Own Your Feelings
This is a hard one that takes lots of practice to change. Our tendency is to react in the moment with emotion. In some situations that is totally appropriate; like laughing at a joke, smiling at a kindness, crying because of something sad, or hugging a friend. However, as a parent, sometimes our emotions are too strong and powerful and can be misinterpreted in many ways.
We also have a tendency to think that other people and situations are causing us to feel a certain way: "You make me so mad!", "You're making me crazy!", etc. The trouble is that our children start believing that they can control our emotions, and they may become manipulative. Even if they're not naturally manipulative, we're sending a message that people can't control their emotions, and that's a little scary.

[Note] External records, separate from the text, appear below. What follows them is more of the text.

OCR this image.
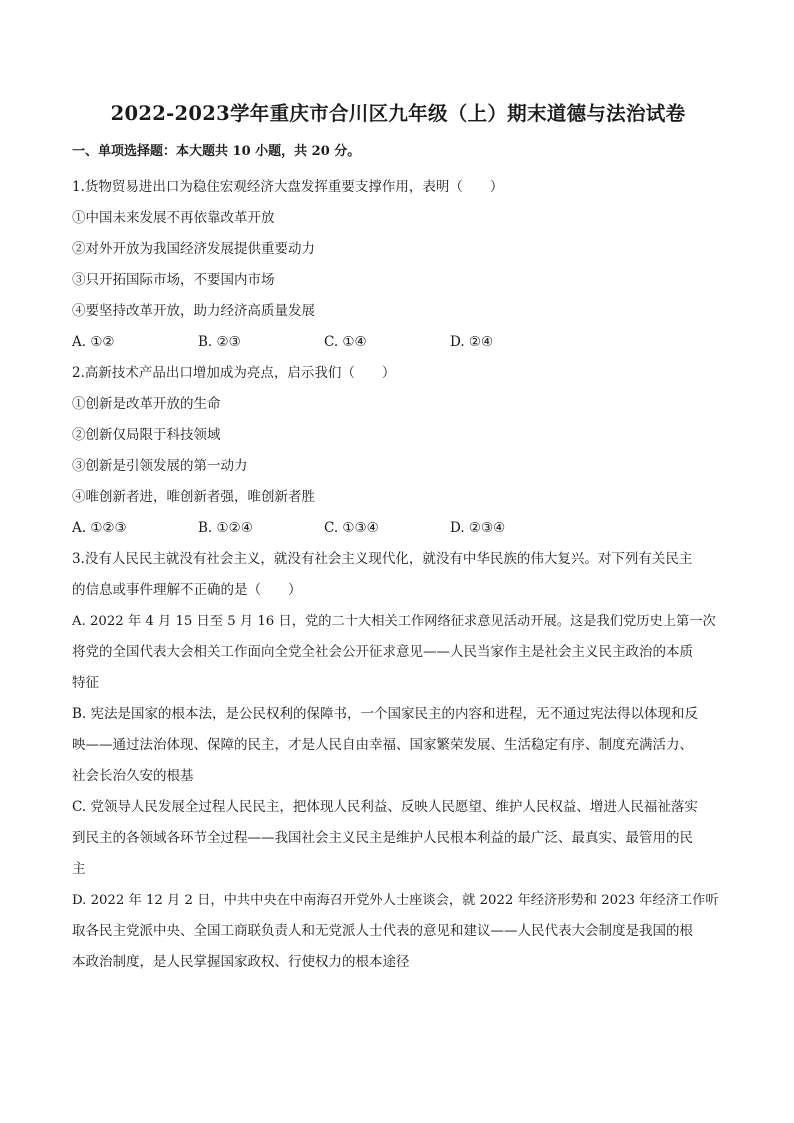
2022-2023学年重庆市合川区九年级（上）期末道德与法治试卷
一、单项选择题：本大题共 10 小题，共 20 分。
1.货物贸易进出口为稳住宏观经济大盘发挥重要支撑作用，表明（　　）
①中国未来发展不再依靠改革开放
②对外开放为我国经济发展提供重要动力
③只开拓国际市场，不要国内市场
④要坚持改革开放，助力经济高质量发展
A. ①②	B. ②③	C. ①④	D. ②④
2.高新技术产品出口增加成为亮点，启示我们（　　）
①创新是改革开放的生命
②创新仅局限于科技领域
③创新是引领发展的第一动力
④唯创新者进，唯创新者强，唯创新者胜
A. ①②③	B. ①②④	C. ①③④	D. ②③④
3.没有人民民主就没有社会主义，就没有社会主义现代化，就没有中华民族的伟大复兴。对下列有关民主
的信息或事件理解不正确的是（　　）
A. 2022 年 4 月 15 日至 5 月 16 日，党的二十大相关工作网络征求意见活动开展。这是我们党历史上第一次
将党的全国代表大会相关工作面向全党全社会公开征求意见——人民当家作主是社会主义民主政治的本质
特征
B. 宪法是国家的根本法，是公民权利的保障书，一个国家民主的内容和进程，无不通过宪法得以体现和反
映——通过法治体现、保障的民主，才是人民自由幸福、国家繁荣发展、生活稳定有序、制度充满活力、
社会长治久安的根基
C. 党领导人民发展全过程人民民主，把体现人民利益、反映人民愿望、维护人民权益、增进人民福祉落实
到民主的各领域各环节全过程——我国社会主义民主是维护人民根本利益的最广泛、最真实、最管用的民
主
D. 2022 年 12 月 2 日，中共中央在中南海召开党外人士座谈会，就 2022 年经济形势和 2023 年经济工作听
取各民主党派中央、全国工商联负责人和无党派人士代表的意见和建议——人民代表大会制度是我国的根
本政治制度，是人民掌握国家政权、行使权力的根本途径
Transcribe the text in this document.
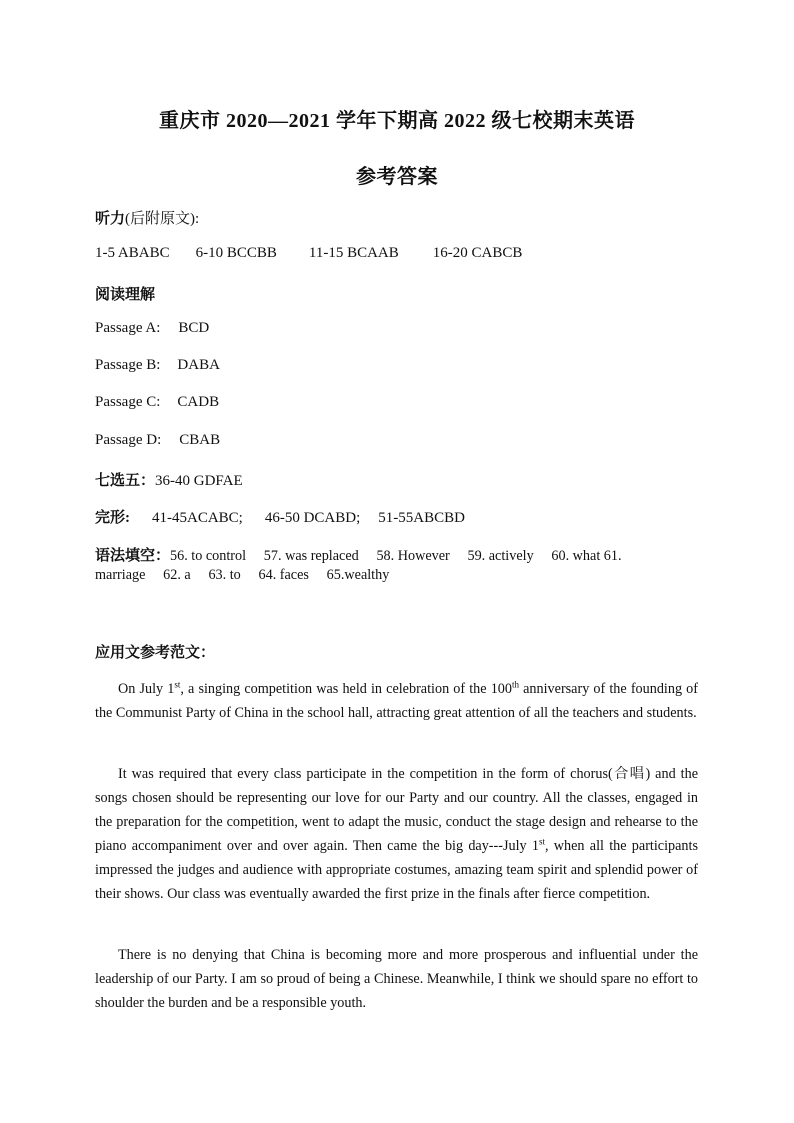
重庆市 2020—2021 学年下期高 2022 级七校期末英语
参考答案
听力(后附原文):
1-5 ABABC 6-10 BCCBB 11-15 BCAAB 16-20 CABCB
阅读理解
Passage A: BCD
Passage B: DABA
Passage C: CADB
Passage D: CBAB
七选五：36-40 GDFAE
完形: 41-45ACABC; 46-50 DCABD; 51-55ABCBD
语法填空：56. to control     57. was replaced     58. However     59. actively     60. what 61.
marriage     62. a     63. to     64. faces     65.wealthy
应用文参考范文：
On July 1st, a singing competition was held in celebration of the 100th anniversary of the founding of the Communist Party of China in the school hall, attracting great attention of all the teachers and students.
It was required that every class participate in the competition in the form of chorus(合唱) and the songs chosen should be representing our love for our Party and our country. All the classes, engaged in the preparation for the competition, went to adapt the music, conduct the stage design and rehearse to the piano accompaniment over and over again. Then came the big day---July 1st, when all the participants impressed the judges and audience with appropriate costumes, amazing team spirit and splendid power of their shows. Our class was eventually awarded the first prize in the finals after fierce competition.
There is no denying that China is becoming more and more prosperous and influential under the leadership of our Party. I am so proud of being a Chinese. Meanwhile, I think we should spare no effort to shoulder the burden and be a responsible youth.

Part of growing up is learning how to control our own emotions and express them appropriately. To
control your emotions you have to own them, you have to get rid of the belief that someone else is causing the way you feel. It is not easy, but there is a technique that can be helpful.
Changing the way we speak can help to change our thoughts and feelings. While yelling or expressing frustration over the messy room or misbehavior, we usually send "you" messages which places blame on the person we are yelling at. This causes the other person to become defensive, hurt or angry in return. By changing the words around a bit we can reduce blame and control our own feelings, so we are expressing what is needed in the situation instead. Following are some examples:
Instead of: "Why can't you clean up your toys? You've made such a mess and I almost fell over this ____."
Try this: "I'm upset because I almost tripped over this toy, it's a little dangerous. Please clean up your toys now and next time don't leave them laying around where people can trip over them."
It may not seem like much difference saying things one way or another, but in the long run it will help both you and your family members to argue less, and develop compassion for one another. To use "I" Messages, or any type of rephrasing that reduces blame, you have to first be able to identify your own feelings. How did you feel when you almost twisted your ankle on the toy? Mad, upset, angry, frustrated?
I used the word upset because it is more general and less powerful than the other words. In this example I, as the parent, wanted to focus less on my feelings and more on the general danger to anyone in order to motivate the children to clean up their mess. In other situations your feelings may deserve more significance.
Instead of: "Stop that! You're so annoying, can't you give me a few minutes of peace?"
Try this: "Mommy's really tired and cranky right now, I had a hard day at work. Can you play quietly for a little while now? We'll do something fun together after dinner."
Identifying how you feel and the real source of those feelings helps you find the best way to deal with your own feelings, rather than dumping them on others. Dumping feelings and blaming escalates conflict and resentment, whereas communicating your feelings without blame increases understanding. If you are able to start doing this you will find your children will learn to do the same.
I was really surprised one night when I went into my daughters room to say goodnight, but I couldn't help mentioning that she had forgotten to clean up her room. Then she said to me, "Mommy, I feel frustrated when you tell me things like that after I'm in bed, because I'm tired now and it's too late to start cleaning up." She was only 8 years old but she was right. As the parent, I could have reminded her earlier or when I came into the bedroom I could have said, "It looks like you were having a lot of fun, let's make sure it get's cleaned up tomorrow."